Kazakhstan: The Muslim majority nation enacted new laws further restricting freedom of religion: “All registered churches must now re-register with the government, and only churches meeting new criteria will be registered.” Accordingly, “police and secret police agents reportedly raided a worship meeting of officially registered Protestant church New Life, saying that under the new Religion Law the congregation ‘cannot meet outside its legal address.’ During the raid, a 17-year old woman was hit by a policeman, leaving her unconscious.”
Sudan: Soon after President Bashir “confirmed plans to adopt an entirely Islamic constitution and strengthen sharia law,” “emboldened” Muslims attacked Christians trying to construct a church, “claiming that Christianity was no longer an accepted religion in the country.” Likewise, authorities threatened to demolish three church buildings “as part of a long-standing bid to rid Sudan of Christianity.”
Egypt: A Christian student was strangled and beaten to death by his Muslim teacher and fellow students for refusing to cover his cross. When the headmaster was informed of the attack in progress, he ignored it and “continued to sip his tea.” In the words of one prominent Egyptian commentator: “a teacher forced a student to take off the crucifix he wore, and when the Christian student stood firm for his rights, the teacher quarreled with him, joined by some of the students; he was beastly assaulted until his last breath left him.”
Saudi Arabia: A Colombian soccer-player “was arrested by the Saudi moral police after customers in a Riyadh shopping mall expressed outrage over the sports player’s religious tattoos, which included the face of Jesus of Nazareth on his arm…. A similar event occurred in Saudi Arabia last year when a Romanian player kissed the tattoo of a cross he had on his arm after scoring a goal, which also caused public outrage.”
Maldives: Police arrested a 30-year-old teacher from India for having a Bible and rosary, finally deporting him after a two-week interrogation.
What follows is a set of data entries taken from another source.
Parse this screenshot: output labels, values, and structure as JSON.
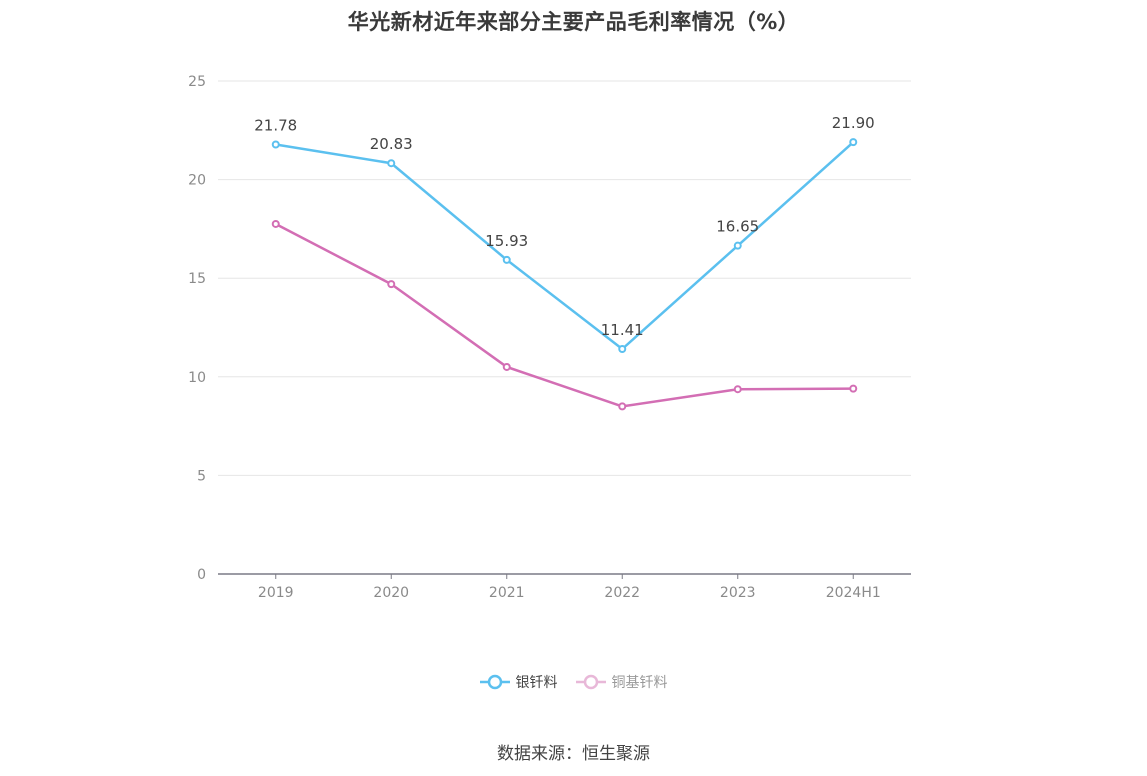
{
  "chart_data": {
    "type": "line",
    "title": "华光新材近年来部分主要产品毛利率情况（%）",
    "categories": [
      "2019",
      "2020",
      "2021",
      "2022",
      "2023",
      "2024H1"
    ],
    "ylim": [
      0,
      25
    ],
    "yticks": [
      0,
      5,
      10,
      15,
      20,
      25
    ],
    "grid": true,
    "legend_position": "bottom",
    "series": [
      {
        "name": "银钎料",
        "values": [
          21.78,
          20.83,
          15.93,
          11.41,
          16.65,
          21.9
        ],
        "labels": [
          "21.78",
          "20.83",
          "15.93",
          "11.41",
          "16.65",
          "21.90"
        ],
        "color": "#5bc0ef"
      },
      {
        "name": "铜基钎料",
        "values": [
          17.75,
          14.7,
          10.5,
          8.5,
          9.37,
          9.4
        ],
        "color": "#d36eb4"
      }
    ]
  },
  "legend_faded_color": "#e8b8d8",
  "source": "数据来源：恒生聚源"
}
According to the principal, he “was a very good teacher, we’ve not had any complaints of him in the past.” Such cases are not aberrant: “Last year, Maldivian authorities rescued another Christian teacher from India when Muslim parents of her students threatened to throw her into the sea for ‘preaching Christianity’ after she drew a compass in class, which they alleged was a cross.”
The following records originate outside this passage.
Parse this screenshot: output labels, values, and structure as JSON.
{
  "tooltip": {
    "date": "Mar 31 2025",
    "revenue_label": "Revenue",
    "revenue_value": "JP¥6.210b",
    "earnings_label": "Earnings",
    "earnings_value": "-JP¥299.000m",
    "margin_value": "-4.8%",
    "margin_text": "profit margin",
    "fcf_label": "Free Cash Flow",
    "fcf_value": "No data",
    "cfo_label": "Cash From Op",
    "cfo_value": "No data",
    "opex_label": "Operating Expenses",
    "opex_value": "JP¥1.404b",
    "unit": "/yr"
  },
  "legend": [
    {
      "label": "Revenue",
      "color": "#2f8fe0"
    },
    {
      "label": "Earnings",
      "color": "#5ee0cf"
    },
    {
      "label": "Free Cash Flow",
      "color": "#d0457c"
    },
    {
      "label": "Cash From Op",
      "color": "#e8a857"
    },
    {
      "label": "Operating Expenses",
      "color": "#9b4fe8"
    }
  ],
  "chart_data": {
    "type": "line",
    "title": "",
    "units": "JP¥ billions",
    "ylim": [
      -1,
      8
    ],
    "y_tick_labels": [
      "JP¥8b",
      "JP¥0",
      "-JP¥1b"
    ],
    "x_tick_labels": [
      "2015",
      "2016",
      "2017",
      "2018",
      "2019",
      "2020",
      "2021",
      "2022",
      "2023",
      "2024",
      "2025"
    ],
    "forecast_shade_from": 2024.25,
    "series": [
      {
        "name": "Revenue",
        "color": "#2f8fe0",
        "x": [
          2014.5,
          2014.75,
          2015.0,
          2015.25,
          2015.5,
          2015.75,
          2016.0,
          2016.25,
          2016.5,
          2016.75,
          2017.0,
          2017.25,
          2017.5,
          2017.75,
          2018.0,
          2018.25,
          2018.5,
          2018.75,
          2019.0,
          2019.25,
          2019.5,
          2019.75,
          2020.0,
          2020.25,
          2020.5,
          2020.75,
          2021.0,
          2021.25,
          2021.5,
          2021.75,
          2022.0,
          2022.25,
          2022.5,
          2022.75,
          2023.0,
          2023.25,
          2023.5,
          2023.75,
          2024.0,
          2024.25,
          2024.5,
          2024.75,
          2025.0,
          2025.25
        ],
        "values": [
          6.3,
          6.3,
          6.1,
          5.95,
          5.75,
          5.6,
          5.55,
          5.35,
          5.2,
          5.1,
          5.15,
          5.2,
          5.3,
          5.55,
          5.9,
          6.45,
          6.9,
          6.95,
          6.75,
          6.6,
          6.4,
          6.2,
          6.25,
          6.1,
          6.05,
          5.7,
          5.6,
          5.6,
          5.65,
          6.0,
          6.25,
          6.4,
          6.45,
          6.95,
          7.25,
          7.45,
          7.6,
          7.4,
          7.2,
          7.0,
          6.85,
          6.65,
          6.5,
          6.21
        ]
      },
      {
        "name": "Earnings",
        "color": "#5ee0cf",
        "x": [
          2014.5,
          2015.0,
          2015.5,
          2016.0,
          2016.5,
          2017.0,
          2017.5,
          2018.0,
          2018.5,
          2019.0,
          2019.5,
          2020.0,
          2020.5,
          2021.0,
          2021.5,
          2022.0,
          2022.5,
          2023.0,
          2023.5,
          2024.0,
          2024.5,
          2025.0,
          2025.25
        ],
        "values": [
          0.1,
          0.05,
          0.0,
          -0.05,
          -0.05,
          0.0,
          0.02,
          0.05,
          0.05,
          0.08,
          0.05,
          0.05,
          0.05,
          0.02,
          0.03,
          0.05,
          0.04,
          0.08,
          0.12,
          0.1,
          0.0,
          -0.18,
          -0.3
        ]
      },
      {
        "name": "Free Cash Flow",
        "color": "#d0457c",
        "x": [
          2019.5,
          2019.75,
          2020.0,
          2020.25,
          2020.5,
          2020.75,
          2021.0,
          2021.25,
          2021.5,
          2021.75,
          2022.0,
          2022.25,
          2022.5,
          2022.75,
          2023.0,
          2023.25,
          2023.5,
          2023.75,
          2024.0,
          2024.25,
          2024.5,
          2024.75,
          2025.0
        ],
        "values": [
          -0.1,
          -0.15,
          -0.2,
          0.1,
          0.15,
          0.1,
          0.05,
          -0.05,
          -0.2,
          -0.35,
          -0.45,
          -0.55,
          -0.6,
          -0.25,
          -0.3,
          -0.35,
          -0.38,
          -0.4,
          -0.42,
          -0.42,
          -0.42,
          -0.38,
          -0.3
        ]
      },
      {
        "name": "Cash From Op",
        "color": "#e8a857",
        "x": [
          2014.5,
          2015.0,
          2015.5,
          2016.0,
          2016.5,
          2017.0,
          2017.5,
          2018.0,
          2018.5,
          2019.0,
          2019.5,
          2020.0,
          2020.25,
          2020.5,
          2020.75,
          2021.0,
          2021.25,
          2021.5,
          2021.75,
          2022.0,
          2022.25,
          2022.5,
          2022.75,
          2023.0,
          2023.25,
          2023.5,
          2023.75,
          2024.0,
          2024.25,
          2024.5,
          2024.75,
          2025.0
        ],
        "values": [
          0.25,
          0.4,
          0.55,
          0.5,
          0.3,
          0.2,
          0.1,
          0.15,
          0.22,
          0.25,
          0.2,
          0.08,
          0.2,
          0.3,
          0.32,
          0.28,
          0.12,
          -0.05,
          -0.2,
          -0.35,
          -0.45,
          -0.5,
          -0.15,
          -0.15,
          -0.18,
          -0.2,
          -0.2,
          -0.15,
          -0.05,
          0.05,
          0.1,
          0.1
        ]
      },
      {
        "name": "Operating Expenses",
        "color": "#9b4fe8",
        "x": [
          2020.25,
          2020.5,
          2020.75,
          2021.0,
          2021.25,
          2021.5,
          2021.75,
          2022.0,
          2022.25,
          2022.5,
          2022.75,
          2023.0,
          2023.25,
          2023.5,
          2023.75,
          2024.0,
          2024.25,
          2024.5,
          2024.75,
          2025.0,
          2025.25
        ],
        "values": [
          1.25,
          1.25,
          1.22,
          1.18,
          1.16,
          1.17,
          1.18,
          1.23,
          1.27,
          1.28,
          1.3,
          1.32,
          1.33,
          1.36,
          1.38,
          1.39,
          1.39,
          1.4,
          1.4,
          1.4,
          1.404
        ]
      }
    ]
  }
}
Apostasy, Blasphemy, Proselytism
India: A mufti summoned a Christian priest to appear before his court: according to the mufti, the priest “is involved in converting young Muslim boys and girls to Christianity. This warrants action as per Islamic law…. I will take all necessary measures in exercise of the powers vested in me by Islamic Sharia.”
Iran: Militants with suspected ties to Iranian security threatened to kill nearly a dozen evangelical Christians who fled Iran; unless they “repent and ask forgiveness” and return to Islam, they must die. Likewise, a “group of four officers engaged in a commando-style raid on the house” of a Muslim convert to Christianity, arresting him, confiscating his Bible, and “transferring him to an unknown location…. His family was also threatened to remain silent and not to talk about this incident to anyone.” Also, a Christian named “Muhammad” was arrested, interrogated “for the charge of Christianity.” And Iran’s Supreme Court has ordered the retrial of the pastor sentenced to death for refusing to renounce his Christian beliefs, partially because “Iran is feeling the pressure” from the international community, since the mainstream media actually reported the pastor’s case.